You are on page 1of 13

BAB 2.

KAJIAN TEORITIS

2.1 Pengertian Gastritis atau yang lebih dikenal dengan magh berasal dari bahasa Yunani yaitu gastro, yang berarti perut/lambung dan itis yang berarti inflamasi atau peradangan. Gastritis adalah inflamasi mukosa yang melapisi lambung. Gastritis dapat akut maupun kronis. Gastritis merupakan suatu peradangan mukosa lambung yang dapat bersifat akut, kronik difus, atau local. Dua jenis gastritis yang paling sering terjadi adalah gastritis superfisialis akut dan gastritis atrofik kronik (Silvia A. Price dkk, 1994). Menurut Hirlan dalam Suyono (2001: 127), gastritis adalah proses inflamasi pada lapisan mukosa dan submukosa lambung, yang berkembang bila mekanisme protektif mukosa dipenuhi dengan bakteri atau bahan iritan lain. Secara hispatologi dapat dibuktikan dengan adanya infiltrasi sel-sel. Gastritis adalah suatu peradangan mukosa lambung paling sering diakibatkan oleh

ketidakteraturan diet, misalnya makan terlalu banyak dan cepat atau makan makanan yang terlalu berbumbu atau terinfeksi oleh penyebab yang lain seperti alkohol, aspirin, refluks empedu atau terapi radiasi (Brunner, 2000 : 187). Gastritis adalah proses inflamasi pada mukosa dan submukosa lambung. Gastritis merupakan gangguan kesehatan yang paling sering dijumpai di klinik karena diagnosisnya sering hanya berdasarkan gejala klinis bukan pemeriksaan histopatologi (Hirlan, 2006). Gastritis atau penyakit maag adalah radang mukosa lambung disebabkan kelebihan asam lambung dengan gejala nyeri serta rasa panas pada ulu hati dan dada, mual, muntah, dan kembung. Menurut Dr. H. Slamet Suyono (2001), gastritis adalah segala radang mukosa lambung dan inflamasi pada lambung mukosa dan sub mukosa lambung.
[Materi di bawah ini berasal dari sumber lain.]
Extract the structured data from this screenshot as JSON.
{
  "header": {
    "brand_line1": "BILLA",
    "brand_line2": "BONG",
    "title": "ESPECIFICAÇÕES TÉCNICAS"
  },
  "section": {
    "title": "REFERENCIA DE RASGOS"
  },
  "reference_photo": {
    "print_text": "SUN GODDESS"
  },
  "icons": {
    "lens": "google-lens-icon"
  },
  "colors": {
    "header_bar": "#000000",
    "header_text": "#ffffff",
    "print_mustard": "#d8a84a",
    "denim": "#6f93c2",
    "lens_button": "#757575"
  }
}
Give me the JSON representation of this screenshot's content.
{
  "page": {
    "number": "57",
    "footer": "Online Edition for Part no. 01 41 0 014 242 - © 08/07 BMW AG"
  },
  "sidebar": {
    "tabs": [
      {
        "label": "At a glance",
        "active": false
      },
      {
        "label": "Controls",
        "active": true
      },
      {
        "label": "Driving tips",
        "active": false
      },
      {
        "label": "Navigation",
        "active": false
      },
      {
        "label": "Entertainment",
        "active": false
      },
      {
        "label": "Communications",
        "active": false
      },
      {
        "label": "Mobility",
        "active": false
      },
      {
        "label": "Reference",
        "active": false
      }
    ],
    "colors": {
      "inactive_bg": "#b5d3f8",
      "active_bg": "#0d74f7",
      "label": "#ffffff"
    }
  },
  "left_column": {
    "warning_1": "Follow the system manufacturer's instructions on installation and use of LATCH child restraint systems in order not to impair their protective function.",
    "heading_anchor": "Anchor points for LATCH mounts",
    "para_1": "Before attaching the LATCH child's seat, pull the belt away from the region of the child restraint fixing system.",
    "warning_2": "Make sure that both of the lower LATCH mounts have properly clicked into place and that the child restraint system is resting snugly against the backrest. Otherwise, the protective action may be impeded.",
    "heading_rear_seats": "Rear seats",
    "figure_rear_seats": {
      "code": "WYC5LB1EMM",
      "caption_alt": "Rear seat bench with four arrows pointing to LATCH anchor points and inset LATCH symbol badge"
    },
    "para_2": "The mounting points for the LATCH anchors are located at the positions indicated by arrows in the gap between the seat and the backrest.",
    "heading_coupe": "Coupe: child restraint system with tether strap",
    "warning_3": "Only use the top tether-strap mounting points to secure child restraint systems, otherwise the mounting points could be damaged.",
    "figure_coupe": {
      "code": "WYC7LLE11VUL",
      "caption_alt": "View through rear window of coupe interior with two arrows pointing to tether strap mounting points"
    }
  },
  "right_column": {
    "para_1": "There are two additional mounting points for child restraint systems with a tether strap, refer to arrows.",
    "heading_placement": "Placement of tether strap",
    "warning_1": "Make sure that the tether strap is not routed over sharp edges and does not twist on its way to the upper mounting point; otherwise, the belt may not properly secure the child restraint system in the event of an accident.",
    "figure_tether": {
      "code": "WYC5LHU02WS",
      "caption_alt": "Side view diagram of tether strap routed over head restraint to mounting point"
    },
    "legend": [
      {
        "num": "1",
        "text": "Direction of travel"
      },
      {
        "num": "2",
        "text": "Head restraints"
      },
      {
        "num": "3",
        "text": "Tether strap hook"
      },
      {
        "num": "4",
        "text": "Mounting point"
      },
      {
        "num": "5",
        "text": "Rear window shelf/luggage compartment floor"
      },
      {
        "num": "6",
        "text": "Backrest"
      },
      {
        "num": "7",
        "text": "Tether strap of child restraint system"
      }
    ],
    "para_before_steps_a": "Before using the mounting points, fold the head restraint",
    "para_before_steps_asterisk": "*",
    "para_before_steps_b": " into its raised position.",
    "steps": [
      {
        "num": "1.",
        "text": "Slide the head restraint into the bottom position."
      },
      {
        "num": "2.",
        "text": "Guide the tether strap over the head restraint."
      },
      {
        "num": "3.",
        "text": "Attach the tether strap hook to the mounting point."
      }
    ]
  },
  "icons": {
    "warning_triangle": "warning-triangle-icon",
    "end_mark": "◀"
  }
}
Gastritis berarti peradangan mukosa lambung. Peradangan dari gastritis dapat hanya superficial atau dapat menembus secara dalam ke dalam mukosa lambung, dan pada kasus-kasus yang berlangsung lama menyebabkan atropi mukosa lambung yang hampir lengkap. Pada beberapa kasus, gastritis dapat menjadi sangat akut dan berat, dengan ekskoriasi ulserativa mukosa lambung oleh sekresi peptik lambung sendiri (Guyton, 2001). Secara garis besar, gastritis dapat dibagi menjadi beberapa macam berdasarkan pada manifestasi klinis, gambaran hispatologi yang khas, distribusi anatomi, dan kemungkinan patogenesis gastritis. Didasarkan pada manifestasi klinis, gastritis dapat dibagi menjadi akut dan kronik. Harus diingat, bahwa walaupun dilakukan pembagian menjadi akut dan kronik, tetapi keduanya tidak saling berhubungan. Gastritis kronik bukan merupakan kelanjutan gastritis akut (Suyono, 2001). a. Gastritis Akut Gastritis akut merupakan penyakit yang sering ditemukan, biasanya bersifat jinak dan sembuh sempurna (Prince, 2005: 422). Gastritis akut terjadi akibat respons mukosa lambung terhadap berbagai iritan lokal. Inflamasi akut mukosa lambung pada sebagian besar kasus merupakan penyakit yang ringan.

b. Gastritis Kronik Disebut gastritis kronik apabila infiltrasi sel-sel radang yang terjadi pada lamina propria dan daerah intra epitelial terutama terdiri atas sel-sel radang kronik, yaitu limfosit dan sel plasma. Gastritis kronis didefenisikan secara histologis sebagai peningkatan jumlah limfosit dan sel plasma pada mukosa lambung. Derajat paling ringan gastritis kronis adalah gastritis superfisial kronis, yang mengenai bagian sub epitel di sekitar cekungan lambung. Kasus yang lebih parah juga mengenai kelenjar-kelenjar pada mukosa yang lebih dalam, hal ini biasanya berhubungan dengan atrofi kelenjar (gastritis atrofi kronis) dan metaplasia intestinal (Chandrasoma, 2005 : 522).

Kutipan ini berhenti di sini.